"Ein Zeichen der Fürsorge"
Frage: Herr Meta, mit dem Besuch von Papst Franziskus am Sonntag wird Albanien viel Aufmerksamkeit erhalten. Welche Bedeutung hat dieser Besuch?
Meta: Der Besuch von Papst Franziskus ist unsere Chance, der Welt zu zeigen, wer wir sind. Solche Gelegenheiten gibt es nicht oft. Ein Papstbesuch ist wichtig. Besonders dieser hier, immerhin zieht Franziskus die Sympathie vieler Menschen auf sich, auch die vieler Albanern. Für die Menschen hier ist dieser Besuch ein Zeichen der Fürsorge des Papstes.
Frage: Warum hat sich der Papst Albanien als erstes Reiseziel für einen offiziellen Papstbesuch in Europa außerhalb Italiens ausgesucht?
Meta: Die Reise des Papstes hat zwei Dimensionen: Zum einen will er an das Leid des albanischen Volkes und der albanischen Kirche unter dem kommunistischen Regime erinnern. Zum anderen will er eine Kultur des Dialogs fördern, die so notwendig für unsere Zeit ist – vor allem im Hinblick auf die vielen Konflikte im Nahen Osten. Auch wir Albaner legen Wert darauf, in Frieden zu leben – allerdings müssen wir immer wieder daran arbeiten. Indem der Papst hierher kommt, lenkt er die Aufmerksamkeit Europas auf Albanien; vor allem jetzt, wo wir Europa einerseits sehr nah sind, und andererseits aufgrund unserer Geschichte auch sehr weit von ihm entfernt.

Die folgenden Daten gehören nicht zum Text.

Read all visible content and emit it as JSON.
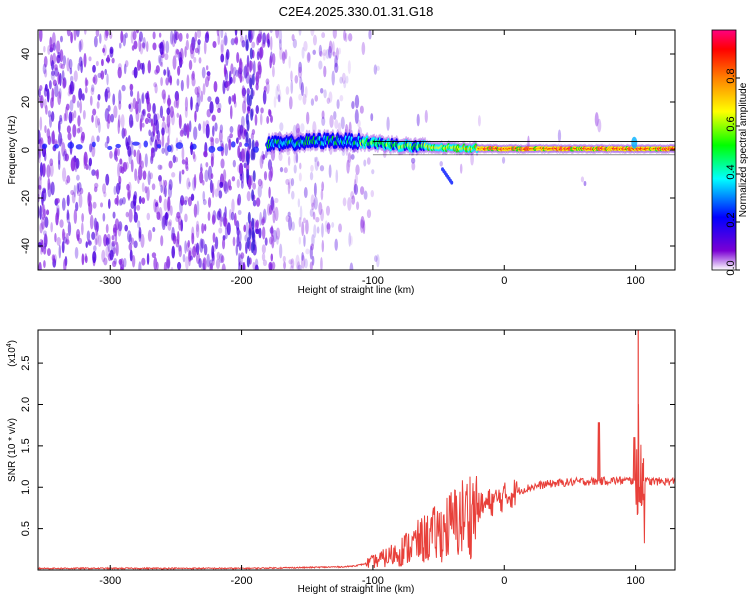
{
  "title": "C2E4.2025.330.01.31.G18",
  "chart_data": [
    {
      "type": "heatmap",
      "xlabel": "Height of straight line (km)",
      "ylabel": "Frequency (Hz)",
      "xlim": [
        -355,
        130
      ],
      "ylim": [
        -50,
        50
      ],
      "xticks": [
        -300,
        -200,
        -100,
        0,
        100
      ],
      "yticks": [
        -40,
        -20,
        0,
        20,
        40
      ],
      "colorbar": {
        "label": "Normalized spectral amplitude",
        "range": [
          0,
          1
        ],
        "ticks": [
          0.0,
          0.2,
          0.4,
          0.6,
          0.8
        ],
        "tick_labels": [
          "0.0",
          "0.2",
          "0.4",
          "0.6",
          "0.8"
        ],
        "colormap": [
          "#ffffff",
          "#7b00d4",
          "#0000ff",
          "#00ffff",
          "#00ff00",
          "#ffff00",
          "#ff8000",
          "#ff0000",
          "#ff0080"
        ]
      },
      "ridge": [
        {
          "x": -170,
          "f": 2.5
        },
        {
          "x": -150,
          "f": 3.5
        },
        {
          "x": -130,
          "f": 4
        },
        {
          "x": -110,
          "f": 3.5
        },
        {
          "x": -90,
          "f": 2.5
        },
        {
          "x": -70,
          "f": 1.5
        },
        {
          "x": -50,
          "f": 1
        },
        {
          "x": -30,
          "f": 0.8
        },
        {
          "x": 0,
          "f": 0.5
        },
        {
          "x": 50,
          "f": 0.5
        },
        {
          "x": 100,
          "f": 0.5
        },
        {
          "x": 130,
          "f": 0.5
        }
      ]
    },
    {
      "type": "line",
      "xlabel": "Height of straight line (km)",
      "ylabel": "SNR (10 * v/v)",
      "y_multiplier_label": "(x10",
      "y_multiplier_exp": "4",
      "xlim": [
        -355,
        130
      ],
      "ylim": [
        0,
        2.9
      ],
      "xticks": [
        -300,
        -200,
        -100,
        0,
        100
      ],
      "yticks": [
        0.5,
        1.0,
        1.5,
        2.0,
        2.5
      ],
      "ytick_labels": [
        "0.5",
        "1.0",
        "1.5",
        "2.0",
        "2.5"
      ],
      "color": "#e8403a",
      "series": [
        {
          "x": [
            -355,
            -300,
            -250,
            -200,
            -150,
            -120,
            -110,
            -100,
            -90,
            -80,
            -70,
            -60,
            -50,
            -40,
            -30,
            -20,
            -10,
            0,
            10,
            20,
            30,
            40,
            50,
            60,
            70,
            80,
            90,
            100,
            110,
            120,
            130
          ],
          "y": [
            0.02,
            0.02,
            0.02,
            0.02,
            0.03,
            0.04,
            0.06,
            0.1,
            0.15,
            0.22,
            0.3,
            0.38,
            0.45,
            0.55,
            0.65,
            0.75,
            0.82,
            0.88,
            0.95,
            1.0,
            1.03,
            1.05,
            1.06,
            1.07,
            1.07,
            1.08,
            1.08,
            1.08,
            1.07,
            1.07,
            1.07
          ]
        }
      ],
      "spikes": [
        {
          "x": 72,
          "y": 1.78
        },
        {
          "x": 99,
          "y": 1.6
        },
        {
          "x": 102,
          "y": 2.9
        },
        {
          "x": 106,
          "y": 1.35
        }
      ]
    }
  ]
}
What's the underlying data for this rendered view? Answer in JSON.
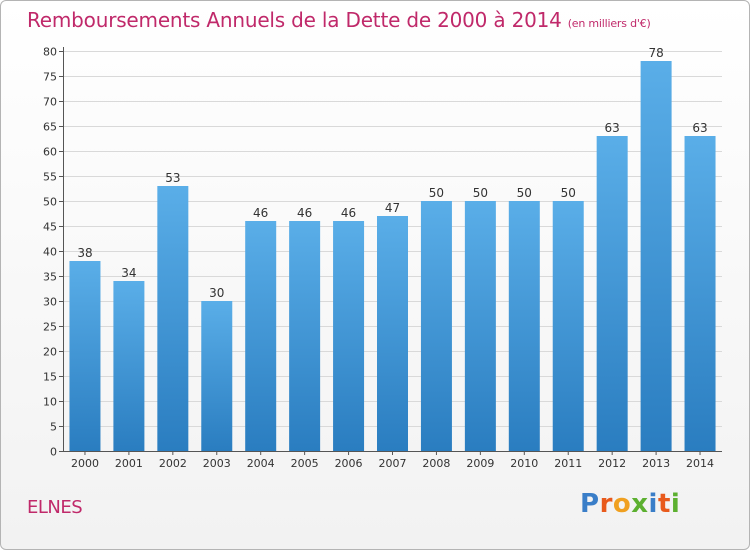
{
  "header": {
    "title": "Remboursements Annuels de la Dette de 2000 à 2014",
    "unit_note": "(en milliers d'€)"
  },
  "footer": {
    "commune": "ELNES",
    "brand": "Proxiti"
  },
  "colors": {
    "title": "#c0296a",
    "bar_top": "#5aaee8",
    "bar_bottom": "#2a7dc0",
    "grid": "#d9d9d9",
    "axis": "#555555"
  },
  "chart_data": {
    "type": "bar",
    "title": "Remboursements Annuels de la Dette de 2000 à 2014",
    "subtitle": "(en milliers d'€)",
    "xlabel": "",
    "ylabel": "",
    "categories": [
      "2000",
      "2001",
      "2002",
      "2003",
      "2004",
      "2005",
      "2006",
      "2007",
      "2008",
      "2009",
      "2010",
      "2011",
      "2012",
      "2013",
      "2014"
    ],
    "values": [
      38,
      34,
      53,
      30,
      46,
      46,
      46,
      47,
      50,
      50,
      50,
      50,
      63,
      78,
      63
    ],
    "ylim": [
      0,
      80
    ],
    "ytick_step": 5,
    "grid": true,
    "legend": "none"
  }
}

Frage: Es handelt sich bei dem Besuch des Papstes um den zweiten Besuch eines katholischen Oberhauptes in Albanien. Vor 21 Jahren, kurz nach dem Fall des Eisernen Vorhangs, hatte Papst Johannes Paul II. das Land besucht. Wo steht das Land heute?
Meta: Wenn der Papst uns am Sonntag besucht, wird er eine lebendige Kirche mit vielen jungen Menschen vorfinden. Vieles hat sich in den vergangenen 21 Jahren zum Guten verändert. Wir haben einen albanischen Klerus, eigene Schulen, und nehmen caritative Aufgaben wahr, die den Armen, Verlassenen und Kindern unserer Gesellschaft dienen soll. Wir sind eine Kirche, die in Bewegung ist – immerhin gibt es auch noch viele Aufgaben für uns: Vieles, was vom Zweiten Vatikanischen Konzil ausging, müssen wir uns noch aneignen - besonders in Hinsicht auf den Dienst der Laien, wozu zum Beispiel auch Pfarrgemeinderäte und Kirchenverwaltungen gehören. Im Moment steht bei uns noch mehr der Klerus als Christus im Mittelpunkt.
Frage: Was sind die wichtigsten Herausforderungen für die katholische Kirche in Albanien heute?
Meta: Die Kirche Albaniens befindet sich zur Zeit in der Selbstreflektion. Wir müssen zu unseren Wurzeln, zu Christus, gehen. Die Kirche muss ihre pastorale Dimension wiedergewinnen. Je menschlicher sie ist, je näher sie den Menschen ist, desto göttlicher ist sie. Deswegen sind heute Themen wie Familie, Scheidung, Armut, Arbeitslosigkeit unsere dringlichsten Aufgaben, auch die Gewalt gegen Frauen und Kinder ist ein Problem, dem wir uns annehmen müssen. Von diesen Problemen hat Albanien viele. Die Kirche kann beispielsweise jemandem, der geschieden ist oder ohne Trauschein mit einem Partner zusammenlebt, nicht sagen, dass er nicht mehr zu den Sakramenten zugelassen ist. Sie muss sich hinsetzen, zuhören, verstehen, heilen und umarmen, wie der gute Samariter, wie Christus.
Frage: Ein Höhepunkt des Papstbesuchs ist das Zusammentreffen von Papst Franziskus mit den Vertretern anderer Religionen. Wie funktioniert der ökumenische Dialog mit der orthodoxen Kirche in Albanien und welche Rolle spielt er?
Meta: Der Dialog mit der orthodoxen Kirche ist sehr wichtig. So arbeiten wir zum Beispiel in der Ausbildung von Geistlichen bereits zusammen. Auch untereinander pflegen wir ein gutes Verhältnis. Ehen zwischen Katholiken und Orthodoxen gibt es oft, aber auch zwischen Christen und Muslimen. Der interreligiöse Dialog ist also eine tägliche, aber auch schöne Herausforderung, die dem Zusammenleben dient.
Frage: Der Papst möchte nicht in einem gepanzerten Fahrzeug fahren. Gibt es Sicherheitsbedenken?
Meta: Es ist mehrmals vom Vatikan betont worden, dass es kein Sicherheitsrisiko gibt. Der Sprecher des Papstes, Federico Lombardi, hat erklärt, dass Franziskus mit dem gleichen Wagen wie sonst auf dem Petersplatz unterwegs sein wird, da er den Menschen so nah wie möglich sein möchte.